L'Unédic peut remercier Bruxelles. Mardi soir, les institutions européennes sont parvenues en « trilogue » à un accord final sur une réforme des règles du chômage des travailleurs frontaliers qui devrait, à terme, faire économiser des centaines de millions par an à l'assurance-chômage française, en déficit chronique.

Aujourd'hui, quand une personne habitant à Strasbourg et travaillant outre-Rhin est licenciée, elle est couverte et prise en charge par l'Unédic, aux mêmes conditions que si elle avait travaillé en France, bien qu'elle ait cotisé et été imposée en Allemagne.
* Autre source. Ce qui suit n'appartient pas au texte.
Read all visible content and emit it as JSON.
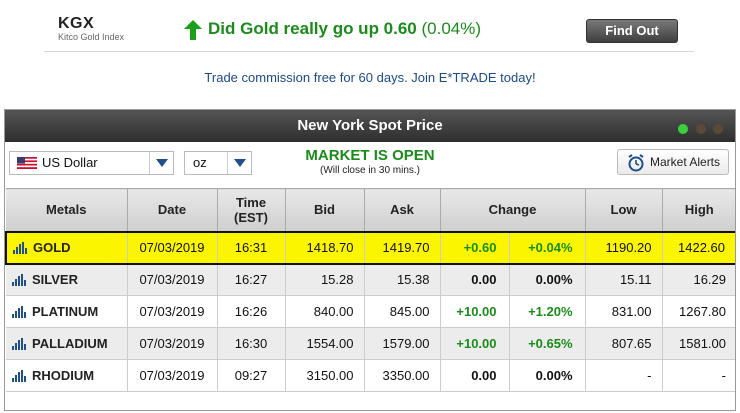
{
  "kgx": {
    "title": "KGX",
    "subtitle": "Kitco Gold Index",
    "question": "Did Gold really go up 0.60",
    "percent": "(0.04%)",
    "button_label": "Find Out"
  },
  "promo": {
    "text": "Trade commission free for 60 days. Join E*TRADE today!"
  },
  "panel": {
    "title": "New York Spot Price",
    "currency": "US Dollar",
    "unit": "oz",
    "market_status": "MARKET IS OPEN",
    "market_close": "(Will close in 30 mins.)",
    "alerts_label": "Market Alerts"
  },
  "colors": {
    "accent_green": "#1a8c1a",
    "highlight_yellow": "#fbf600",
    "header_dark": "#2e2e2e",
    "link_blue": "#1a4a8a"
  },
  "table": {
    "headers": {
      "metals": "Metals",
      "date": "Date",
      "time_line1": "Time",
      "time_line2": "(EST)",
      "bid": "Bid",
      "ask": "Ask",
      "change": "Change",
      "low": "Low",
      "high": "High"
    },
    "rows": [
      {
        "metal": "GOLD",
        "date": "07/03/2019",
        "time": "16:31",
        "bid": "1418.70",
        "ask": "1419.70",
        "change": "+0.60",
        "change_pct": "+0.04%",
        "low": "1190.20",
        "high": "1422.60"
      },
      {
        "metal": "SILVER",
        "date": "07/03/2019",
        "time": "16:27",
        "bid": "15.28",
        "ask": "15.38",
        "change": "0.00",
        "change_pct": "0.00%",
        "low": "15.11",
        "high": "16.29"
      },
      {
        "metal": "PLATINUM",
        "date": "07/03/2019",
        "time": "16:26",
        "bid": "840.00",
        "ask": "845.00",
        "change": "+10.00",
        "change_pct": "+1.20%",
        "low": "831.00",
        "high": "1267.80"
      },
      {
        "metal": "PALLADIUM",
        "date": "07/03/2019",
        "time": "16:30",
        "bid": "1554.00",
        "ask": "1579.00",
        "change": "+10.00",
        "change_pct": "+0.65%",
        "low": "807.65",
        "high": "1581.00"
      },
      {
        "metal": "RHODIUM",
        "date": "07/03/2019",
        "time": "09:27",
        "bid": "3150.00",
        "ask": "3350.00",
        "change": "0.00",
        "change_pct": "0.00%",
        "low": "-",
        "high": "-"
      }
    ]
  }
}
L'Allemagne doit verser une compensation, mais celle-ci est loin de couvrir le coût final pour l'Unédic. Le nouveau dispositif, adopté dans le cadre plus large de la refonte du règlement de coordination des systèmes de Sécurité sociale, change la donne : il reviendra au pays du dernier emploi de prendre en charge et d'indemniser le frontalier, selon ses règles et sans aide financière du pays de résidence. « C'est plus juste et cohérent de maintenir le lien avec le pays où il a travaillé et cotisé », estime la Commission européenne, qui a lancé le projet en 2016.

Pilule amère pour les chômeurs

La France, de loin le premier pays d'origine des frontaliers, l'a largement soutenu. L'été dernier, l'Unédic calculait que la réforme lui ferait économiser plus de 600 millions d'euros par an (en 2017, elle a versé 919 millions aux chômeurs frontaliers et n'a reçu que 210 millions des Etats frontaliers). Ce pourrait même être plus : la réforme concernera finalement les personnes ayant travaillé au moins six mois dans un Etat frontalier, contre au moins douze mois dans le projet initial. Reste une autre réalité du dossier, non plus financière mais sociale : la pilule pourrait être amère pour les chômeurs concernés. Différentes associations européennes ont écrit à la Commission pour pointer les « effets pervers » de la réforme, comme les « risques d'inégalités de traitement » entre chômeurs d'un même pays. Elles s'inquiètent aussi des frais de transport, de la barrière de la langue et du moindre intérêt d'être formé en Allemagne ou en Belgique, par exemple, si l'on cherche en priorité du travail de son propre côté de la frontière.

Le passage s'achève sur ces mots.